萧何悲痛的望着玉楼春,“小楼,我说的真的很烂?”
玉楼春勾起唇角,“也不是,只是你说的那些都不太高明。”
“怎么讲?”萧何还真是有些不服气的,“我昨晚上也是认真想过的,我看现在做生意都是这样啊,你打广告,我也死命的打,看谁厉害过谁,要不现在能铺天盖地的都是这个?”
玉楼春点点头,笑道,“没错,最简单粗暴的便是这种办法了,大家拼的是势力,谁能坚持到最后,谁就是赢家,可是这也是种最得不偿失的办法,伤敌一千、自损八百,比如夏氏集团这几天的做法,看着是生意火爆,销售额暴涨,可其实他们的利益并没有增多,相反,有可能是在赔钱赚吆喝,广告费,明星代言费,都是一笔巨大的开支,而他们又把价格压的那么低,几乎没有多少利润可赚,若是我们也效仿这样……”
她话语一顿,没继续说下去。
金良接过去,对着萧何哼道,“若是咱们也这般干,那就是蠢不可及,就会变成和夏氏一样的,哼,他们是什么身份,咱们是什么身份,咱们走的路子,是他们一辈子也比不上的。”

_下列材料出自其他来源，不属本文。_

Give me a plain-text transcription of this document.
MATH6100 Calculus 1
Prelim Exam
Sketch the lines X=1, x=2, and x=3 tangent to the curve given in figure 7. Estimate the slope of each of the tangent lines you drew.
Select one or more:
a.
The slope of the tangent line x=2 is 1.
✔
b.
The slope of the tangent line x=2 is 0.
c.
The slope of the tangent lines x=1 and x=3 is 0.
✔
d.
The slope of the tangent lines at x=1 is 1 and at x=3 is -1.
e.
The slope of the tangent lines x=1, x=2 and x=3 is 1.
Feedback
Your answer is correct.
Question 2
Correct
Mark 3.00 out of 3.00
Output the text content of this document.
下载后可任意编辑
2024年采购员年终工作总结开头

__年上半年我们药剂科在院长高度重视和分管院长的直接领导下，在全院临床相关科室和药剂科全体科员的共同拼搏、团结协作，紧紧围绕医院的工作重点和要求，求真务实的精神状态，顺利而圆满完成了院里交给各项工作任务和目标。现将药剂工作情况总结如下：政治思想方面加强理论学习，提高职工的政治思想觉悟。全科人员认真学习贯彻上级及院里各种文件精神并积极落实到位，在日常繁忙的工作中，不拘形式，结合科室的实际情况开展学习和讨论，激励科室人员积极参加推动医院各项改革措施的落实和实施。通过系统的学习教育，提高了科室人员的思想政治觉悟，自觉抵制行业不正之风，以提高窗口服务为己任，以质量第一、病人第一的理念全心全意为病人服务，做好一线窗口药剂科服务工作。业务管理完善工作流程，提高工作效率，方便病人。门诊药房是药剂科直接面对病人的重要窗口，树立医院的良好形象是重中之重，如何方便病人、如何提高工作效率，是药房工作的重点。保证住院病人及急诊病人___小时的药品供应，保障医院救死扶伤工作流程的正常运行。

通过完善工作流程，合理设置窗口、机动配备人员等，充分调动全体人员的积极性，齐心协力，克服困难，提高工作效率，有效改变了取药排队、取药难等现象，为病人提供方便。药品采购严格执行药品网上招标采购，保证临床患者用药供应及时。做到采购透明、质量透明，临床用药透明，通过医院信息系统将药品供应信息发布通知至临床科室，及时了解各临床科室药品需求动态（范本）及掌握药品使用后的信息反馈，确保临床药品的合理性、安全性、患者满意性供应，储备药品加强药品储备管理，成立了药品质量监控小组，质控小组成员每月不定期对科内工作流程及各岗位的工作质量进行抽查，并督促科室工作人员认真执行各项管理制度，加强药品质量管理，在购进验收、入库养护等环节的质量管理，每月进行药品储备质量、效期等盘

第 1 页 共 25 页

萧何受教的点点头,似懂非懂了,“他们这么干,以后就沦落成低端路线,而咱们是高层……”
“现在明白了吧?玉家的东西绝没有降价的道理,因为什么?因为玉家出品的东西值那个价,每一样都是亲手打磨出来的,是有生命力的,那些机器加工出来的死物怎么比的了?他们那是在把玉器当白菜买呐,跟他们拼广告、拼价格,这不是自己在作践自己么?”
萧何舔着脸笑道,“是,是,老爷子,我错了,我还年轻,您以后可得多教导着些……”
金良不屑的又哼了一声,“你还年轻?你脸上都看见褶子了。”
萧何瞬间捂住了胸口,这是他最不能言说的痛啊,“……”
见他不语了,金良又问,“再给你一次机会,你可还有其他的办法应对?”
萧何艰难而又不确定的道,“要不……咱们背后去搞破坏?掐断他的资金链,或者是找人去店里捣乱,或者……”
“唉,无药可救了啊!”
金良也摇头,“果然是没遗传到一点聪明才智。”
萧何忍着吐血的冲动,“小楼,你说句公道话,我说那些真的一点不好?”
玉楼春无奈的笑道,“那些手段都太低劣了,玉家……是断不会做的,要竞争就正大光明的竞争,我要打败他,也会让他们败的心服口服。”
这话一出,金良和花伯都欣慰的道,“小姐所言极是。”
这才是玉家的风范!
好吧,萧何也从人家的脸上看到了高大上的圣洁之光,嬉笑着求教,“那小楼可有什么好办法?我洗耳恭听。”
见状,花伯倒是点头赞了一声,“这个优点还不错。”
金良也道,“嗯,脸皮厚吃饱饭。”
萧何嘴角一抽,“咱能换一种赞美的说辞吗,比如能上能下,胸怀宽广啥的……”
两人齐齐撇撇嘴。
玉楼春笑起来,“好啦,说正事,一会儿客人该上门了。”
“是,是,小姐可有什么应对之策?”金良期盼的看过来。
花伯不懂生意经,却也是目光灼灼。
玉楼春抿了一口茶,这才不疾不徐的道,“我也没有什么特别出彩的,不过针对他们的那些措施,想了几个能与之抗衡的点子,您们听听,帮我掂量一下可不可行?”
金良激动的道,“小姐请说。”
“我是这么想的,夏氏不是请了国际知名的雕刻大师来造势助阵吗,他们所用的手法不过是借助于现代的科技技术,做出来的东西确实精美无暇,可是却少了生命力,买的客人更关注的是玉器的美感,玉器背后的文化却没有多少感悟,而我们是传统的手工艺,是一种文化的传承,我们手里打磨出来的东西不止是一样饰品,更是艺术品,是一样鲜活的生命……”
她点到为止,含笑看着几人。
金良欣慰的点头。
萧何激动的道,“我懂了,咱们从这点出发,咱们做玉石的文化和品味,走传统工艺的路子,本来玉石就是咱们老祖宗最先找到的,没道理让歪果仁们抢了风头去,现代的那些科技再发达,也是冷冰冰的没有一丝感情,可咱们的老工艺就不一样了,哎呀,这一招高明,呵呵呵……一定打的夏氏落花流水,这简直就是不得一兵一卒啊,就能让他们砸大价钱聘请的高手铩羽而归!高,实在是高!”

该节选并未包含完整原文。